The Company believes that it has meritorious defenses, with respect to the
claims asserted, in those suits which are not part of the Tentative Settlement
and will vigorously defend its position. However, an adverse result in these
cases or, if the Tentative Settlement is not approved by the court, the
continued litigation of those cases could have a material adverse effect on the
Company's financial position and results of operations.
During the three month period ended June 30, 2000, the Company completed the
Stock Repurchase Program authorized and announced by the Board of Directors in
April 1997. The Company repurchased 4,855,100 shares of common stock for
approximately $91.5 million through the use of currently available funds.
The Company continues to examine opportunities to expand its business through
product and company acquisitions. The Company's capital resources, financial
condition and results of operations could be materially impacted if the Company
were to complete one or more of such acquisitions.

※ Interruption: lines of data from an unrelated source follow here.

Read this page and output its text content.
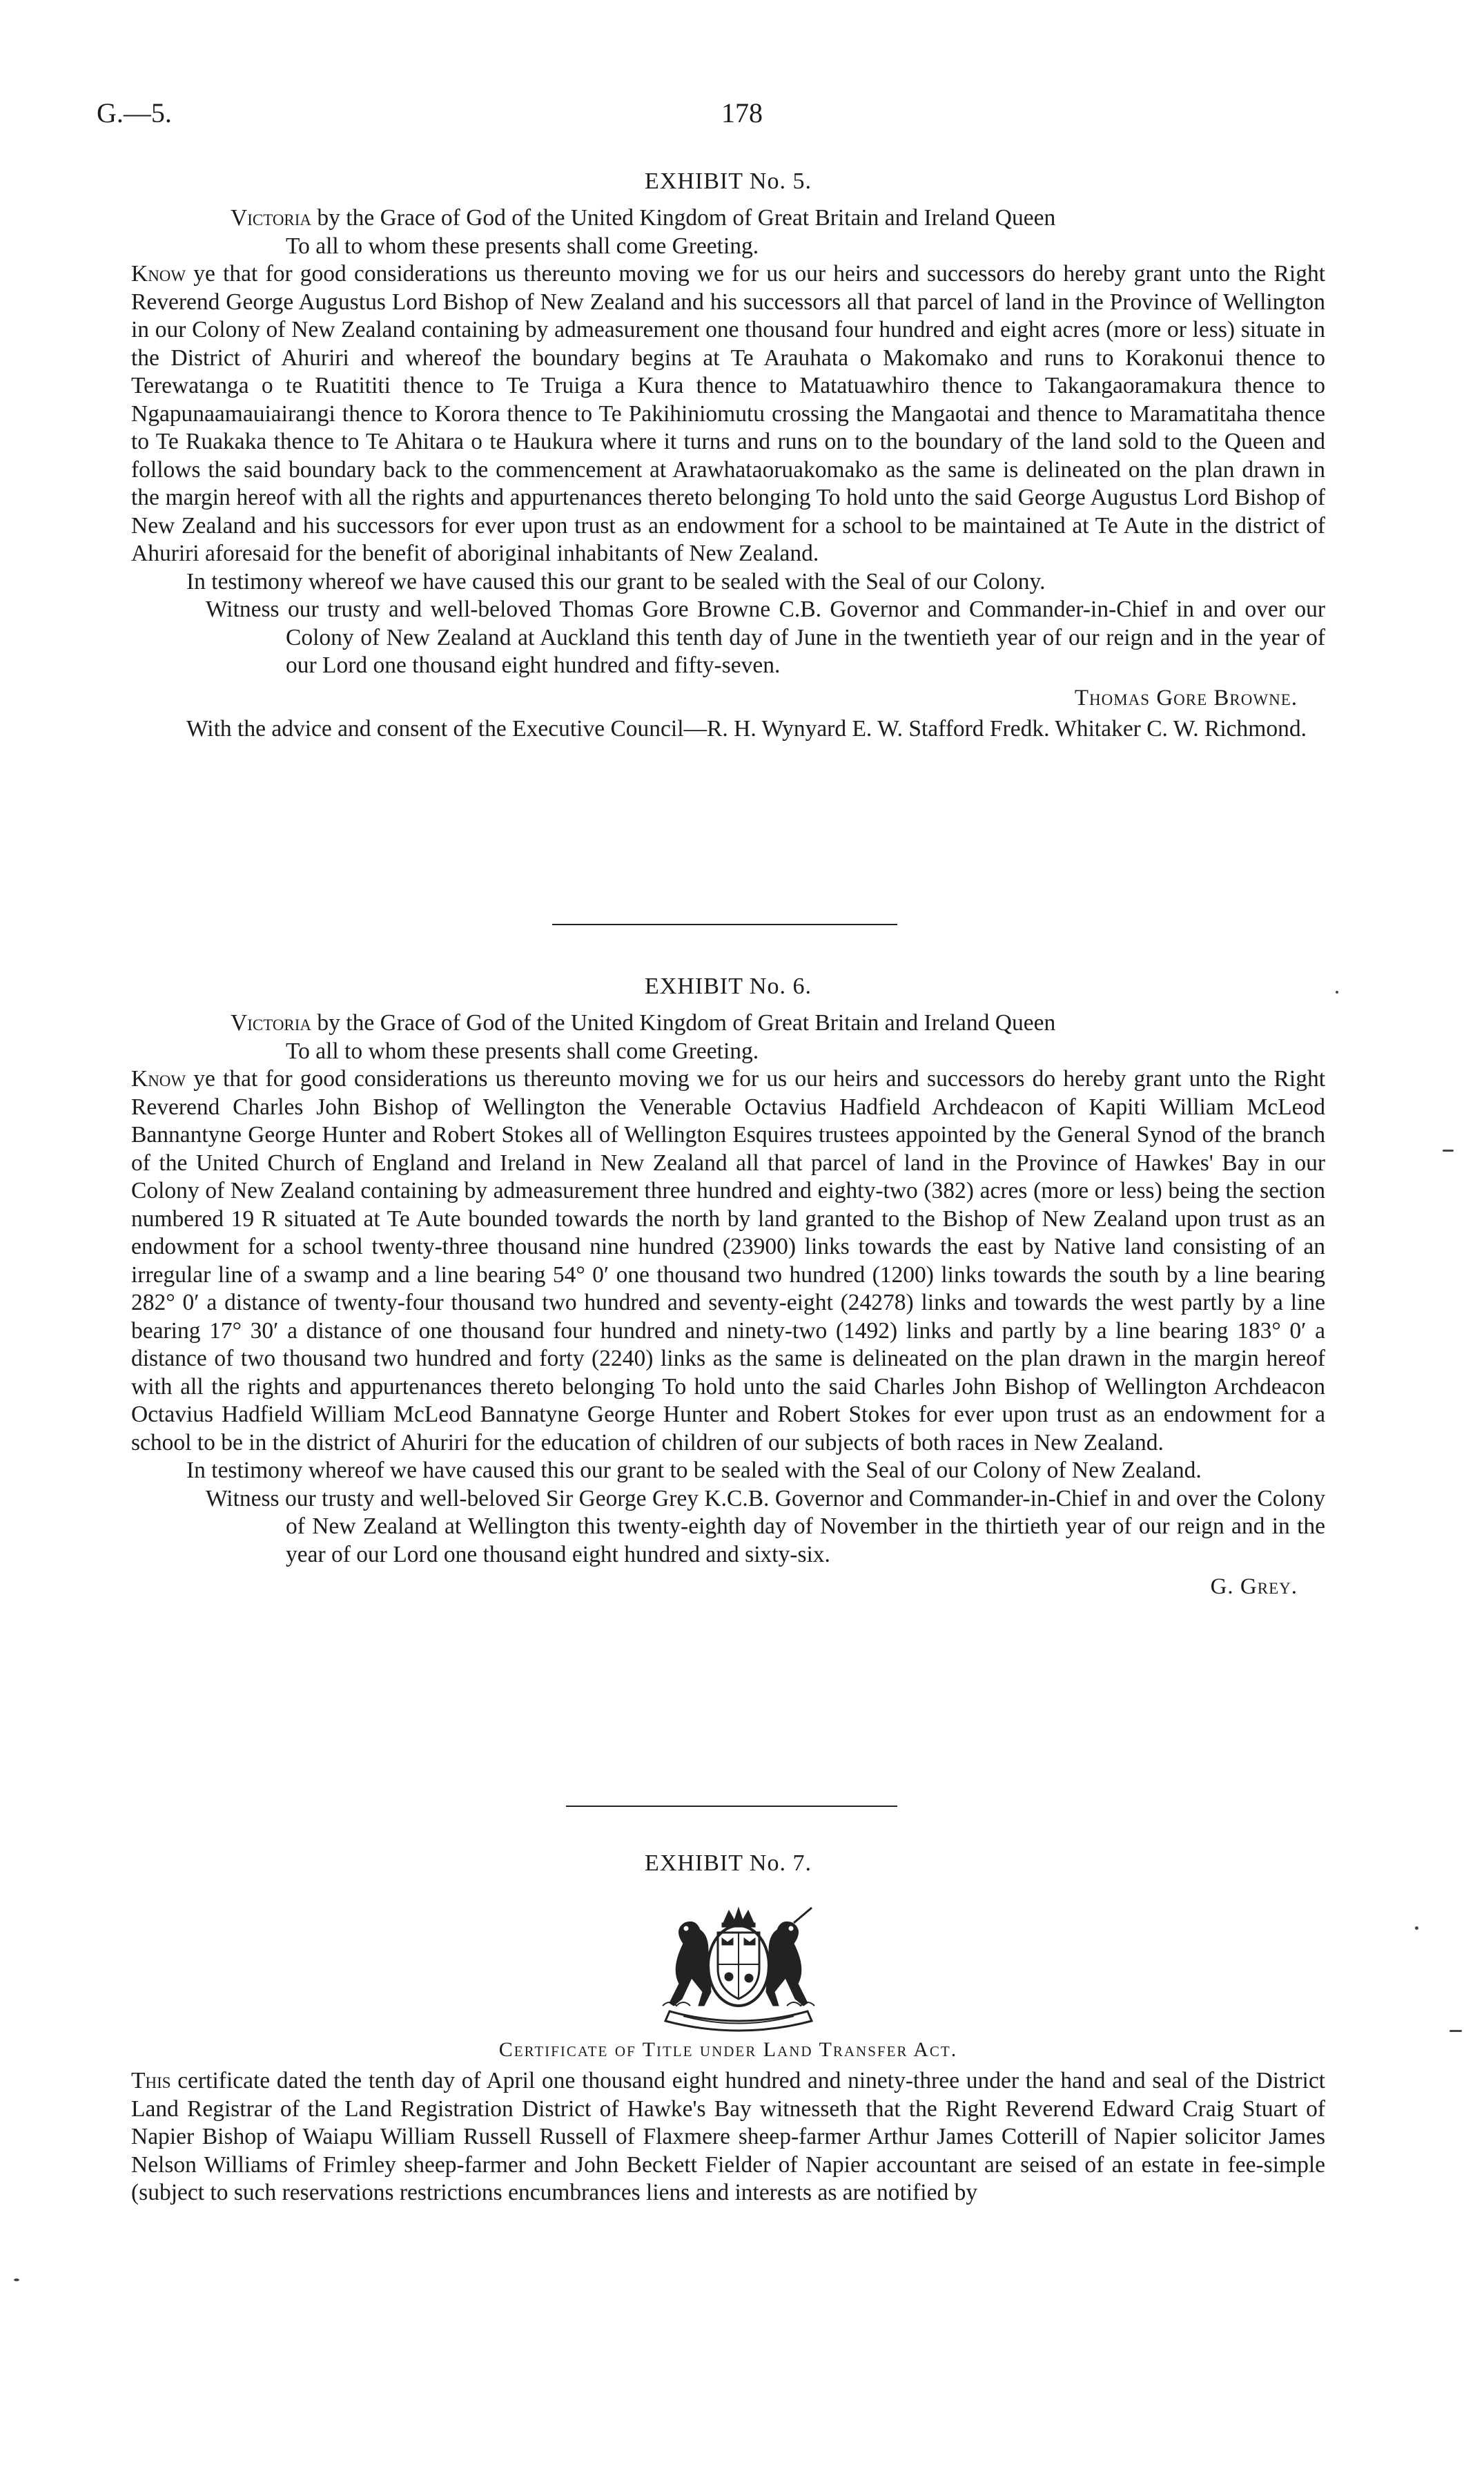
G.—5.	178
EXHIBIT No. 5.

Victoria by the Grace of God of the United Kingdom of Great Britain and Ireland Queen
To all to whom these presents shall come Greeting.

Know ye that for good considerations us thereunto moving we for us our heirs and successors do hereby grant unto the Right Reverend George Augustus Lord Bishop of New Zealand and his successors all that parcel of land in the Province of Wellington in our Colony of New Zealand containing by admeasurement one thousand four hundred and eight acres (more or less) situate in the District of Ahuriri and whereof the boundary begins at Te Arauhata o Makomako and runs to Korakonui thence to Terewatanga o te Ruatititi thence to Te Truiga a Kura thence to Matatuawhiro thence to Takangaoramakura thence to Ngapunaamauiairangi thence to Korora thence to Te Pakihiniomutu crossing the Mangaotai and thence to Maramatitaha thence to Te Ruakaka thence to Te Ahitara o te Haukura where it turns and runs on to the boundary of the land sold to the Queen and follows the said boundary back to the commencement at Arawhataoruakomako as the same is delineated on the plan drawn in the margin hereof with all the rights and appurtenances thereto belonging To hold unto the said George Augustus Lord Bishop of New Zealand and his successors for ever upon trust as an endowment for a school to be maintained at Te Aute in the district of Ahuriri aforesaid for the benefit of aboriginal inhabitants of New Zealand.

In testimony whereof we have caused this our grant to be sealed with the Seal of our Colony.

Witness our trusty and well-beloved Thomas Gore Browne C.B. Governor and Commander-in-Chief in and over our Colony of New Zealand at Auckland this tenth day of June in the twentieth year of our reign and in the year of our Lord one thousand eight hundred and fifty-seven.

Thomas Gore Browne.

With the advice and consent of the Executive Council—R. H. Wynyard E. W. Stafford Fredk. Whitaker C. W. Richmond.

EXHIBIT No. 6.

Victoria by the Grace of God of the United Kingdom of Great Britain and Ireland Queen
To all to whom these presents shall come Greeting.

Know ye that for good considerations us thereunto moving we for us our heirs and successors do hereby grant unto the Right Reverend Charles John Bishop of Wellington the Venerable Octavius Hadfield Archdeacon of Kapiti William McLeod Bannantyne George Hunter and Robert Stokes all of Wellington Esquires trustees appointed by the General Synod of the branch of the United Church of England and Ireland in New Zealand all that parcel of land in the Province of Hawkes' Bay in our Colony of New Zealand containing by admeasurement three hundred and eighty-two (382) acres (more or less) being the section numbered 19 R situated at Te Aute bounded towards the north by land granted to the Bishop of New Zealand upon trust as an endowment for a school twenty-three thousand nine hundred (23900) links towards the east by Native land consisting of an irregular line of a swamp and a line bearing 54° 0′ one thousand two hundred (1200) links towards the south by a line bearing 282° 0′ a distance of twenty-four thousand two hundred and seventy-eight (24278) links and towards the west partly by a line bearing 17° 30′ a distance of one thousand four hundred and ninety-two (1492) links and partly by a line bearing 183° 0′ a distance of two thousand two hundred and forty (2240) links as the same is delineated on the plan drawn in the margin hereof with all the rights and appurtenances thereto belonging To hold unto the said Charles John Bishop of Wellington Archdeacon Octavius Hadfield William McLeod Bannatyne George Hunter and Robert Stokes for ever upon trust as an endowment for a school to be in the district of Ahuriri for the education of children of our subjects of both races in New Zealand.

In testimony whereof we have caused this our grant to be sealed with the Seal of our Colony of New Zealand.

Witness our trusty and well-beloved Sir George Grey K.C.B. Governor and Commander-in-Chief in and over the Colony of New Zealand at Wellington this twenty-eighth day of November in the thirtieth year of our reign and in the year of our Lord one thousand eight hundred and sixty-six.

G. Grey.
EXHIBIT No. 7.
Certificate of Title under Land Transfer Act.

This certificate dated the tenth day of April one thousand eight hundred and ninety-three under the hand and seal of the District Land Registrar of the Land Registration District of Hawke's Bay witnesseth that the Right Reverend Edward Craig Stuart of Napier Bishop of Waiapu William Russell Russell of Flaxmere sheep-farmer Arthur James Cotterill of Napier solicitor James Nelson Williams of Frimley sheep-farmer and John Beckett Fielder of Napier accountant are seised of an estate in fee-simple (subject to such reservations restrictions encumbrances liens and interests as are notified by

Forward-Looking Statements
The statements set forth in this Report concerning the manner in which the
Company intends to conduct its future operations, potential trends that may
impact future results of operations, and its beliefs or expectations about
future operations are forward-looking statements. The Company may be unable to
realize its plans and objectives due to various important factors, including,
but not limited to, an acceleration in the erosion of prices of the Company's
generic pharmaceutical products, the Company's inability to obtain timely FDA
approval for its new generic or brand products, the failure of the Company's
brand products to find acceptance in the marketplace, continuing litigiousness
by brand manufacturers designed to delay the introduction of the Company's
generic products, the failure of the court to approve the Tentative Settlement,
the failure of the Company to favorably litigate or resolve the remaining cases
that 17
MYLAN LABORATORIES INC. AND SUBSIDIARIES
are not a part of the Tentative Settlement, and the factors described under
"Forward Looking Statements" in Item 7 of the Company's Annual Report on Form
10-K for the year ended March 31, 2000.